On December 20, 1997, two days before the article’s scheduled release, Itami leaped to his death from his condominium office. A suicide note printed from his computer and placed on his desk read, “My death is the only way to prove my innocence. I cannot find any other means to prove that there was nothing.” A picture of Nobuko Miyamoto was left on the computer screen and in his note, he referred to her as “the best wife, mother and actress in Japan”.

 

His family was shocked and his friends were suspicious. Itami satirised Japanese traditions, yet committing suicide to preserve honour was authentically Japanese. The suicide note reeked of melodrama, which the director had always sneered at. Itami had also written an essay declaring affairs between men and women in Japan were natural, so why would he have been so ashamed of his? And why was the note printed from his computer rather than handwritten?

 

An alternative theory arose: the yakuza murdered Itami. The police investigated this angle but their final verdict was suicide. Itami did not want a funeral, so family members gathered to watch his films at a memorial service instead.

 

Decades later, Itami’s death is still branded with a big fat question mark. For his 2009 book, Tokyo Vice, journalist Jake Adelstein interviewed yakuza members who worked for Tadamasa Goto, the founder of Goto-gumi. It was rumored Goto was the one put the hit out on Itami. The crime boss wrote in his autobiography, “[Minbo no onna] was an unpleasant movie. It insults the yakuza, it ridicules us — but while I didn’t give the order, when I found out that one of my boys had gone out and slashed him up, I was proud of him.”

 

A former member of Goto-gumi told Adelstein that he was there the night Itami died, saying, “We set it up to stage his murder as a suicide.
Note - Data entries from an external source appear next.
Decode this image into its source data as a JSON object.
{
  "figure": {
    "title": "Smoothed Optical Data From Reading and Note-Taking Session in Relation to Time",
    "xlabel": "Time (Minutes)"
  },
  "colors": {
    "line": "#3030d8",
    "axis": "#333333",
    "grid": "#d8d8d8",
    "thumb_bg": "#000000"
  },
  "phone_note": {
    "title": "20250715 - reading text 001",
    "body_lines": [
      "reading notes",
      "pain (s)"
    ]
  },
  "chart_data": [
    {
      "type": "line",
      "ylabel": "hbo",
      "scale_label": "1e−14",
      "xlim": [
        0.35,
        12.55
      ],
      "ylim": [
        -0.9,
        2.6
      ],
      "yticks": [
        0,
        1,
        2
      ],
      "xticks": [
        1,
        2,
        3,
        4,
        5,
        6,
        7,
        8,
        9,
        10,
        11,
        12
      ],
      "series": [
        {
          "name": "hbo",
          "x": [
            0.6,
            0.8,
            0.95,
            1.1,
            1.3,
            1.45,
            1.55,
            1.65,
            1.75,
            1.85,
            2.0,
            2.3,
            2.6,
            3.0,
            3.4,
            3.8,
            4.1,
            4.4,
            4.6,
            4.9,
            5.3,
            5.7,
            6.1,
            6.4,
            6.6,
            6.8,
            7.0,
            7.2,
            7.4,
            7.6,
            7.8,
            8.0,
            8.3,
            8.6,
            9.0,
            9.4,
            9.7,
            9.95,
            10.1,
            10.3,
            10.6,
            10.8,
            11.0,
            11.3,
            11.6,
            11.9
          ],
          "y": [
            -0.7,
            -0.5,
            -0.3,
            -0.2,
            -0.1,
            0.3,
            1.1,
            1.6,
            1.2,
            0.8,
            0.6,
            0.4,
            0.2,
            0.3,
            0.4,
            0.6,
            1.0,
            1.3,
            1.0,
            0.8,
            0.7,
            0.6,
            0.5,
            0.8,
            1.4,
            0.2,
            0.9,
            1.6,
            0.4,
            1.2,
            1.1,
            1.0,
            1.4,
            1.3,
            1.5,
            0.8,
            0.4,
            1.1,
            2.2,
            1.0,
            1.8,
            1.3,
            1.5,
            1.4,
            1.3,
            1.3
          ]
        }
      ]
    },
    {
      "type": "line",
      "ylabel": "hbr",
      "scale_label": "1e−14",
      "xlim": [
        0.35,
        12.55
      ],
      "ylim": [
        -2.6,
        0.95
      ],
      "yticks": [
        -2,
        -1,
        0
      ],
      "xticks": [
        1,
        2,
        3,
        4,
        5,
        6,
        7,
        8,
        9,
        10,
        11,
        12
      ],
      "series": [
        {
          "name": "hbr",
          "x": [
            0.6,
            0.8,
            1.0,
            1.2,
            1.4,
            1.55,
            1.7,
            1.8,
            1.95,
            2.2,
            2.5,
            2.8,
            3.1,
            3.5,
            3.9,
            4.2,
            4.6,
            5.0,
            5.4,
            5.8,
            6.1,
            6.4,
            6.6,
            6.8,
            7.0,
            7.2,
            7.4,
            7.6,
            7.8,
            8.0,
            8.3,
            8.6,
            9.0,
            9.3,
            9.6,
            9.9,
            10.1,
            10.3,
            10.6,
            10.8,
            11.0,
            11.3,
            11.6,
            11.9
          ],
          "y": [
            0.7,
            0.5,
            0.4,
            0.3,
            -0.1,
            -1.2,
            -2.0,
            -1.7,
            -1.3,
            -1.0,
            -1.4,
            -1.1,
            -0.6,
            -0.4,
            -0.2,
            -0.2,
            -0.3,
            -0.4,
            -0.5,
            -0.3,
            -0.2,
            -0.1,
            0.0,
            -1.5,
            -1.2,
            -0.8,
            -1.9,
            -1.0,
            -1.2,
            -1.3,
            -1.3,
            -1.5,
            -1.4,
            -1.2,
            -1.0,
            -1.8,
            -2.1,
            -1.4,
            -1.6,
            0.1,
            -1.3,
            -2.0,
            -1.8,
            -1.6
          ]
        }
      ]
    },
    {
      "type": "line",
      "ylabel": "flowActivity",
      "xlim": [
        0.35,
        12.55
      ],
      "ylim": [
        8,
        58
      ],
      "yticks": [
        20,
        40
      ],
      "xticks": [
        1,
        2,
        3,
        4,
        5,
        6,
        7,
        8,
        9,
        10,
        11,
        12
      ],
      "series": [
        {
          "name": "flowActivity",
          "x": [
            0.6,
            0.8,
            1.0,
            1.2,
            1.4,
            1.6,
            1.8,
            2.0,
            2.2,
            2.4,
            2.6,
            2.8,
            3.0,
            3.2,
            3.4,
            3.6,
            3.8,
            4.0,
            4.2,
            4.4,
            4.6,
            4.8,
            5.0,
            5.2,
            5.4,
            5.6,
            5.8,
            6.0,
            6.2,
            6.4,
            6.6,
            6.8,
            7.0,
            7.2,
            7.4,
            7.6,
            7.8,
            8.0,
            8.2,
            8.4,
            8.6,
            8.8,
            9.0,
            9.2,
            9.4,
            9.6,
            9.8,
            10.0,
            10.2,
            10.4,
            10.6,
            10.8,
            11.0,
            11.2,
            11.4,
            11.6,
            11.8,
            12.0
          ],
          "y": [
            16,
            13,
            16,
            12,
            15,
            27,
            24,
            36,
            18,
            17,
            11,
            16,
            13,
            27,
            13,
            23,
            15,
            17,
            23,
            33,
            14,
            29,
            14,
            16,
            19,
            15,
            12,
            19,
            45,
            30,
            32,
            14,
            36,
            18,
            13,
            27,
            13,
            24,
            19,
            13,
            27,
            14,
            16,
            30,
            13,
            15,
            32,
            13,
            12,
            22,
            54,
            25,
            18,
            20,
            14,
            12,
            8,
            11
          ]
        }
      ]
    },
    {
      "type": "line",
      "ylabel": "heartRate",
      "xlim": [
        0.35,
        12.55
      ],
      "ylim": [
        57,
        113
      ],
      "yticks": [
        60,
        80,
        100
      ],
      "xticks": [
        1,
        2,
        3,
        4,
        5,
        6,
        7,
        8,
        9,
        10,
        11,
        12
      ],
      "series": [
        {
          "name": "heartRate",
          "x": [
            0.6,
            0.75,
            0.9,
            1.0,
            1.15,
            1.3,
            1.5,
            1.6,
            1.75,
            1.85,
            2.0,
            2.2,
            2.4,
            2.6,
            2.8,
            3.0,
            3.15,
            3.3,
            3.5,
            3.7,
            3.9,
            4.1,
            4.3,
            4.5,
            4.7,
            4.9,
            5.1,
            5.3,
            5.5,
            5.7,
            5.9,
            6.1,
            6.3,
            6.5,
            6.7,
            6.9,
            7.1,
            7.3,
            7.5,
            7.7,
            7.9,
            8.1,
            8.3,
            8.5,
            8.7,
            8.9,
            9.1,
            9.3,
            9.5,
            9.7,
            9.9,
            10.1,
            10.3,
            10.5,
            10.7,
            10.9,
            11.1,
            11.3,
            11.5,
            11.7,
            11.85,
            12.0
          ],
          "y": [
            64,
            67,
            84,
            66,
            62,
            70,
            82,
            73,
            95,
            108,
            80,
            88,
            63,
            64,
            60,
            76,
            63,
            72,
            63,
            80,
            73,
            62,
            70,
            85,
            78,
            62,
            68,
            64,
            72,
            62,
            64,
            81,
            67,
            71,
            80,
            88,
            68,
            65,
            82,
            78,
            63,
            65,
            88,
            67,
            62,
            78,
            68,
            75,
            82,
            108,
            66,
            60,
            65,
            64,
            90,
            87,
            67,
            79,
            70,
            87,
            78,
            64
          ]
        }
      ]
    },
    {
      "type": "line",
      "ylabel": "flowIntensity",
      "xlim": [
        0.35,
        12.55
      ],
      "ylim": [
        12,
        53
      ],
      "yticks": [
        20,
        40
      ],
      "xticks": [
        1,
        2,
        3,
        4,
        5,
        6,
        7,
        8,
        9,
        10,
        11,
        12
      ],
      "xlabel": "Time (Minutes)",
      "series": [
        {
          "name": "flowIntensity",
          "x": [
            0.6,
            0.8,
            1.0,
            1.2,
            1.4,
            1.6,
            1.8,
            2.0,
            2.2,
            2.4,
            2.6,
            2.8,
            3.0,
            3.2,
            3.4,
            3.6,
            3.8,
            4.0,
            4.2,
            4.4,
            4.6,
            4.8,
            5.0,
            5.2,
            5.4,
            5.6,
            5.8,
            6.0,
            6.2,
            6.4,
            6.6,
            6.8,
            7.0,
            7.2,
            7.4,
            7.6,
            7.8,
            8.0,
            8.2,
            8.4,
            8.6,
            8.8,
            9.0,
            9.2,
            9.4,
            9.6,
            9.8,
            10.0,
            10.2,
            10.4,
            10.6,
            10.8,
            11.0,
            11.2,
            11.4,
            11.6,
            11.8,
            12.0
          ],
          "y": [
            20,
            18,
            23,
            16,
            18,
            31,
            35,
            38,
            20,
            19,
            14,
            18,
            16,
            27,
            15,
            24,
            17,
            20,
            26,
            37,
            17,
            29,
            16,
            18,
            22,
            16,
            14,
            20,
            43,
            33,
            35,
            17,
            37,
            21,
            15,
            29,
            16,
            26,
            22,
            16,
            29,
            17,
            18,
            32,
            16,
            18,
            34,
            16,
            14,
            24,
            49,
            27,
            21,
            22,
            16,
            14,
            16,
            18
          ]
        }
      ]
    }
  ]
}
We dragged him up to the rooftop and put a gun in his face. We gave him a choice: jump and you might live or stay and we’ll blow your face off. He jumped. He didn’t live.”

 

While doing research for his book, Adelstein befriended a leading anti-organised crime lawyer, Igari Toshiro (who was found dead in 2010 with his wrists slashed while he was writing a book about the yakuza). Adelstein asked Toshiro why he continued his risky line of work. Toshiro explained, “[If] you capitulate, if you run away, you’ll be chased for the rest of your life. And if you’re being chased, eventually what is chasing you will catch up. Step back and you’re dead already. You can only stand your ground and pursue. Because that’s not only the right thing to do, that’s the only thing to do.”

 

Nobuko Miyamoto remained under police protection for twenty years after Itami’s death. Towards the end of Minbo no onna, her character recalls her father’s last words before his death at the hands of the yakuza: “Everybody dies sometime. And it’s better to die for your beliefs than live as a coward. Remember that always.”